On peut à peine appeler une politique cette sagesse toute négative. Elle n’est que l’abstention des fautes les plus grossières. Pour la pratiquer il suffit de n’être pas contre le bon sens, et c’est à son service qu’il semblerait facile de réaliser cette unanimité si chère aux républicains. C’est contre elle, au contraire, que l’unanimité s’est faite : c’est quand il s’est agi d’ouvrir le trésor, de bouleverser la hiérarchie, de persécuter les consciences, que les partis ont sincèrement abjuré leurs divisions et confondu leurs drapeaux.

Sans doute, à l’heure présente, le résultat apparaît.
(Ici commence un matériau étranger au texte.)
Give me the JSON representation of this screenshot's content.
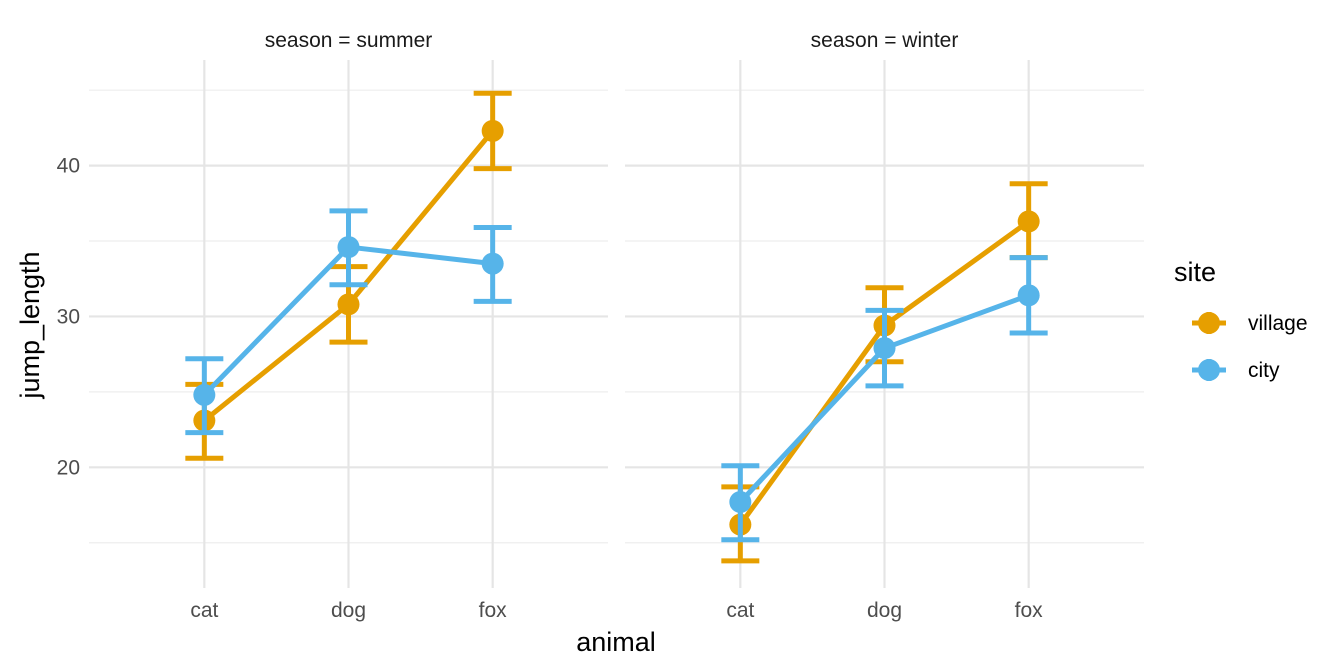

Mais la vue du danger donne-t-elle toujours du courage ? Restreindre les dépenses, c’est enlever, malgré des promesses solennelles, aux départemens, aux cités, aux communes, les travaux, les subventions, les ressources de tout genre auxquelles ils sont accoutumés ; restaurer le pouvoir politique sur ses bases, c’est enlever aux influences parlementaires la dépouille immense des fonctions publiques ; respecter les consciences, c’est enlever aux sectes la dépouille de « l’ennemi. » Où les députés trouveraient-ils le courage de vouloir à la fois contre leur intérêt et contre leur passion ? Lesquels, parmi ceux qui ont occupé le pouvoir, n’ont pas mis leur honneur particulier à augmenter chacun l’anarchie du gouvernement et le gaspillage du trésor ? Tel restreindra-t-il les travaux publics, son plan ? tel les prodigalités. de l’enseignement, son œuvre ? tous enfin apaiseront-ils la guerre religieuse, leur ressource commune ? Non ; si visible que soit la nécessité d’un changement, ce n’est pas de la chambre qu’il faut attendre le remède. Il lui manque deux choses : une majorité pour y souscrire, un homme même pour le proposer.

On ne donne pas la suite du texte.